In GIVE ME LOVE, Jack Waddington
presents a collection of new works that explore the social nature of desperateness and dependency for love and acceptance. Tapping into the emotive side of art and the social desire for a self-love, the show regards the narcissistic aspects of an artists practice and comments playfully on this through self-narratives.
Through an on-going exploration into conceited ideals within art and western civilisation, Jack’s recent works playfully offer a correlation between the innocence of child’s play and the vulnerability of a society seduced by an artificial and hyper-constructed setting. The mixed media assemblages look at well-being and how, as humans, we desire satisfaction from an environment that may or may not provide it.
Using the polycentric city of Stoke-on-Trent loosely as a geographical substrate for his figurative constructions, Jack has created chaotic scenes with a deliberate fictional naivety that alternate in scale and proportion. Binding colour and materials obsessively, the works anxiously consider the dichotomy between satisfaction and distress and the tactile relationship between found and handmade materials. Jack revels in the liberty of dissecting and separating form physically and then re-composing them in a way similar to how a child would spread out their toys and organise them at their own pace.
Jack seeks to comment on the sprouting desire for acceptance humanity is provoked by in an increasingly fabricated environment where we are routinely encouraged to analyse and critique ourselves. The nature of self-consciousness is the recurrent beat within his works. With the works’ youthful aesthetic, containing objects like toys, Jack demonstrates a connection between this social sensitivity and vulnerability with the exposed nature of innocent youth.
When we create, we self-negotiate and ask ourselves what concerns us, what is it that becomes a problematic topic that requires an investigation through the manifestation of artwork? Ultimately we are often producing an embodiment of ourselves, a self-portrait. We desire to nurture something to socially acceptable standard so we can show off our achievements by proudly displaying them on a wall, striving for a sense of satisfaction and reassurance over ourselves. This self-reflective and personalized aspect of art is at the heart of GIVE ME LOVE.
Jack Waddington is a Graduate of Camberwell College of Arts. His practice centres around experimentations with found materials and handmade objects.

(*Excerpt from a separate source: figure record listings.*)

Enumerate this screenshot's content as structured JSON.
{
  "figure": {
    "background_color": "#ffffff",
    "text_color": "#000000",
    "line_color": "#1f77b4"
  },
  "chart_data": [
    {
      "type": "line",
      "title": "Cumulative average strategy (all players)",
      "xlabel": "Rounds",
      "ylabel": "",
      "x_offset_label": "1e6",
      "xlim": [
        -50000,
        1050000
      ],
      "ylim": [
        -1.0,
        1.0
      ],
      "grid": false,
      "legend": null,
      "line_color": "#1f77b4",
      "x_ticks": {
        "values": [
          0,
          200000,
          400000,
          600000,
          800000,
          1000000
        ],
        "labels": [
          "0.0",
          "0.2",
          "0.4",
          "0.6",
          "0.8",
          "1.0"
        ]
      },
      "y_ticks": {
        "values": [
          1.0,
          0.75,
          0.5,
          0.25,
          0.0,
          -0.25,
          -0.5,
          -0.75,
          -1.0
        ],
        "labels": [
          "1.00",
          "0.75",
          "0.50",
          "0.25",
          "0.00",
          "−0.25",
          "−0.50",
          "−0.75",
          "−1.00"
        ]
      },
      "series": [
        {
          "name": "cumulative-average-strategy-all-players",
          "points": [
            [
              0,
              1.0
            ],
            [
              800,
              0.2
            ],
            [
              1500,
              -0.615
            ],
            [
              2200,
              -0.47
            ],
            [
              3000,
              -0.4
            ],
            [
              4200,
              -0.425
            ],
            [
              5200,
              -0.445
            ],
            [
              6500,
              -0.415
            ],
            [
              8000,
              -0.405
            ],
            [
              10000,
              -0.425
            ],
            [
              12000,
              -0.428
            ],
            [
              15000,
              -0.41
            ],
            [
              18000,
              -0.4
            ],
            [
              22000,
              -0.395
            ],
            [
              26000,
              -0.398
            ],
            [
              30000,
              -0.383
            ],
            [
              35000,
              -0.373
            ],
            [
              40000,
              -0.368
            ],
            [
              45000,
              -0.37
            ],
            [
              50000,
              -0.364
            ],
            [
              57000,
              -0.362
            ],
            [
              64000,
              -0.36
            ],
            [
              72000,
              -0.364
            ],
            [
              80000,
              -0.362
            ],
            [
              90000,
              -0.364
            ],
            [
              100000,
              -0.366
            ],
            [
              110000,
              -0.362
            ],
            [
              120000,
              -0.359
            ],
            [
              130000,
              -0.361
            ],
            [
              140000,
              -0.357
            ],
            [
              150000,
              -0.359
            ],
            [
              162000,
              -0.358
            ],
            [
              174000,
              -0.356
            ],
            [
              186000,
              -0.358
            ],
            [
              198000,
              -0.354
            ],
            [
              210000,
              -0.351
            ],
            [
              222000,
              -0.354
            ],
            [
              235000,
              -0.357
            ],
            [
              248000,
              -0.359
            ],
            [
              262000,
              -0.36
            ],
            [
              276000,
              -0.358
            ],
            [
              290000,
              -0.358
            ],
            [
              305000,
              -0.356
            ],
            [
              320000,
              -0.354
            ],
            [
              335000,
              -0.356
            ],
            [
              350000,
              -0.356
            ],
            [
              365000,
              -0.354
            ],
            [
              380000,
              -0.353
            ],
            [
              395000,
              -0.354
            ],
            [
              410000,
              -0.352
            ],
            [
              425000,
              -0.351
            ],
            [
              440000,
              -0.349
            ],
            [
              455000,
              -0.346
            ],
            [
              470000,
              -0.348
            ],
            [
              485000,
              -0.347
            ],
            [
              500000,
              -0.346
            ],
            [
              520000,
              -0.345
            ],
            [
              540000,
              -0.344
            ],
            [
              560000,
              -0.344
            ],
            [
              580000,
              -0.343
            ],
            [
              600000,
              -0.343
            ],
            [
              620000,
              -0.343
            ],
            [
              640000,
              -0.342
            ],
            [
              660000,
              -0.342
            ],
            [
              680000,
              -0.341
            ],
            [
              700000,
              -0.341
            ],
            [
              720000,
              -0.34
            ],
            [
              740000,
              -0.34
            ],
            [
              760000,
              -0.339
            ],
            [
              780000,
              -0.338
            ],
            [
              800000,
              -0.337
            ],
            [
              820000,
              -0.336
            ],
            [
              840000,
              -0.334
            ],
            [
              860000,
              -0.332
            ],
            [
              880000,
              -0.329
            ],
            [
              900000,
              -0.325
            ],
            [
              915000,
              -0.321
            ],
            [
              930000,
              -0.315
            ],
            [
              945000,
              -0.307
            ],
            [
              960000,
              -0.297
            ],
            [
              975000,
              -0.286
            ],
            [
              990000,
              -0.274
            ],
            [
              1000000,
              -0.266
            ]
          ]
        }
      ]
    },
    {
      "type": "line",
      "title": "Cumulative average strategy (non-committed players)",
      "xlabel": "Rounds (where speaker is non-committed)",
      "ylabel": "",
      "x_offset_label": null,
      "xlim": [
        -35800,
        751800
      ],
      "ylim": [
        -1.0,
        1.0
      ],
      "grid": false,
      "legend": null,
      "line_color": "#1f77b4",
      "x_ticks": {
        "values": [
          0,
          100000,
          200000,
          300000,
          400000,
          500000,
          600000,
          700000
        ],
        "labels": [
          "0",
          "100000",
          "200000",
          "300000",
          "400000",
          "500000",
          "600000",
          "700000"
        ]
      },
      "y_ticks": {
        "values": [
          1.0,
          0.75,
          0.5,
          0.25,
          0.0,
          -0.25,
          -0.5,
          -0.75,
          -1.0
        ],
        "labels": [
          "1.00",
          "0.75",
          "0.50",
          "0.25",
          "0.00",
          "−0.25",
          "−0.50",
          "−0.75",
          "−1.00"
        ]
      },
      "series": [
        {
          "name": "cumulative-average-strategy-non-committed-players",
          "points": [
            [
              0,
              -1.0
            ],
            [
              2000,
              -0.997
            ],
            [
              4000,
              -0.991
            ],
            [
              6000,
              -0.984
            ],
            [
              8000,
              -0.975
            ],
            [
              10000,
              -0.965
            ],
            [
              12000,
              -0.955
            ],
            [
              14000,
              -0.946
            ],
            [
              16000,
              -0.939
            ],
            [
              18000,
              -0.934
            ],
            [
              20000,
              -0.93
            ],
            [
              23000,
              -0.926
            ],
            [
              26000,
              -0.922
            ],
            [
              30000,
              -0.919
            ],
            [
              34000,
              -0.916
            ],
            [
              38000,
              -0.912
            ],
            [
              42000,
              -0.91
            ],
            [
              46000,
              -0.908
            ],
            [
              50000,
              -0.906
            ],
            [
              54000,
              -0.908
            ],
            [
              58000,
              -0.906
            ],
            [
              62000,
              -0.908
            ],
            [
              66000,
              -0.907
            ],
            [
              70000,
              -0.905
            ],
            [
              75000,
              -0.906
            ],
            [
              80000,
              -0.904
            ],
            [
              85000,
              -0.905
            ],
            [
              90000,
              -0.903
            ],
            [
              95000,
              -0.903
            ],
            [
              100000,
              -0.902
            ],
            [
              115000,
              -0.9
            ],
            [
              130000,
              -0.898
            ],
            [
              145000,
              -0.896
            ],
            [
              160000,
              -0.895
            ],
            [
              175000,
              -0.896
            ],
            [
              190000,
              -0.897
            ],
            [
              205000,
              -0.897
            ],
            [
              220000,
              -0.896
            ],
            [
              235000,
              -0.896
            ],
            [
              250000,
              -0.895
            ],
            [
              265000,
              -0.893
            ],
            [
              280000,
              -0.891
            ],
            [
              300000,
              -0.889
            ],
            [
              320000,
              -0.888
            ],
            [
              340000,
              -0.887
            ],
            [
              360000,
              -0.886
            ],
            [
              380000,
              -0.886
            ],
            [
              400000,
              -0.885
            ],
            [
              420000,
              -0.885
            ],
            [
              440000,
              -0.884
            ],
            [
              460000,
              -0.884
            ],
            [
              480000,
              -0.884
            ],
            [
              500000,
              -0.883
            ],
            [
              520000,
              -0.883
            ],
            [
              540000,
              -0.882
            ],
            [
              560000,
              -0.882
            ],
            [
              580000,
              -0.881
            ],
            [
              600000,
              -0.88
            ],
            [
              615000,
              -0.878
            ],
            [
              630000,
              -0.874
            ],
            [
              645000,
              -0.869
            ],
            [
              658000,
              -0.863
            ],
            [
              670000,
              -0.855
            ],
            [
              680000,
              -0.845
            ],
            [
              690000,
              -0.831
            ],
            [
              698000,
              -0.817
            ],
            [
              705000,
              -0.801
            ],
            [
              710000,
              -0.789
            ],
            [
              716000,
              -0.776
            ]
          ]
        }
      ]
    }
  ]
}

He is propelled by art as a form of escapism and explores this concern through sculptural and painterly works, echoing the innocence of child’s play.
Waddington is motivated by remedial qualities of making and likes to investigate the relationship between an artist's well-being and their practice. He interprets the process of creating as a vulnerable approach an artist adopts to seek reassurance and a resolution for a concern or insecurity they are emotionally confronted with. An artist strives for satisfaction and a state of contentment through the manifestation of an artwork. In response to the notion of comfort that inspires Waddington's practice, he materialises fictional scenes to demonstrate the boundaries between satisfaction and distress, utopias and dystopias.
Alongside typical art materials, he works with found material and accessible items, such as, toys and house-ware, adopting a craft-like method when constructing his installations. He often works withrecycled material to reflect on how one regurgitates content from art history and differing cultures.
Involved in the principles of Psychogeography and Surrealism, Waddington comments on the human condition and the interactions between the mind and environment. The plastic and artificial finish of the figurative works is a response to the fabricated nature of the hyper-constructed, man-made environments in which western civilisation become entranced by. He connects this naivety to child's play and approaches his practice like a child playing with toys, seeking security and comfort by absorbing themselves within a fictional narrative.
The AirSpace Gallery Graduate Residency Scheme, running since 2012, seeks to tackle graduate retention in Stoke-on-Trent and offers new arts graduates an opportunity to bridge the gap between education and a professional arts career. Residents receive free personal studio space for 6 months, and full access to the Gallery's facilities. There is an emphasis on professional development, with a series of monthly mentoring meetings, led by Gallery directors and invited artists. The scheme offers two exhibition opportunities within the Gallery - an interim exhibition in the AirSpace Window Space or Resource Room and the final all-important solo exhibition which is produced and curated with tailored assistance from a professional artist identified through conversation between the resident and the gallery directors.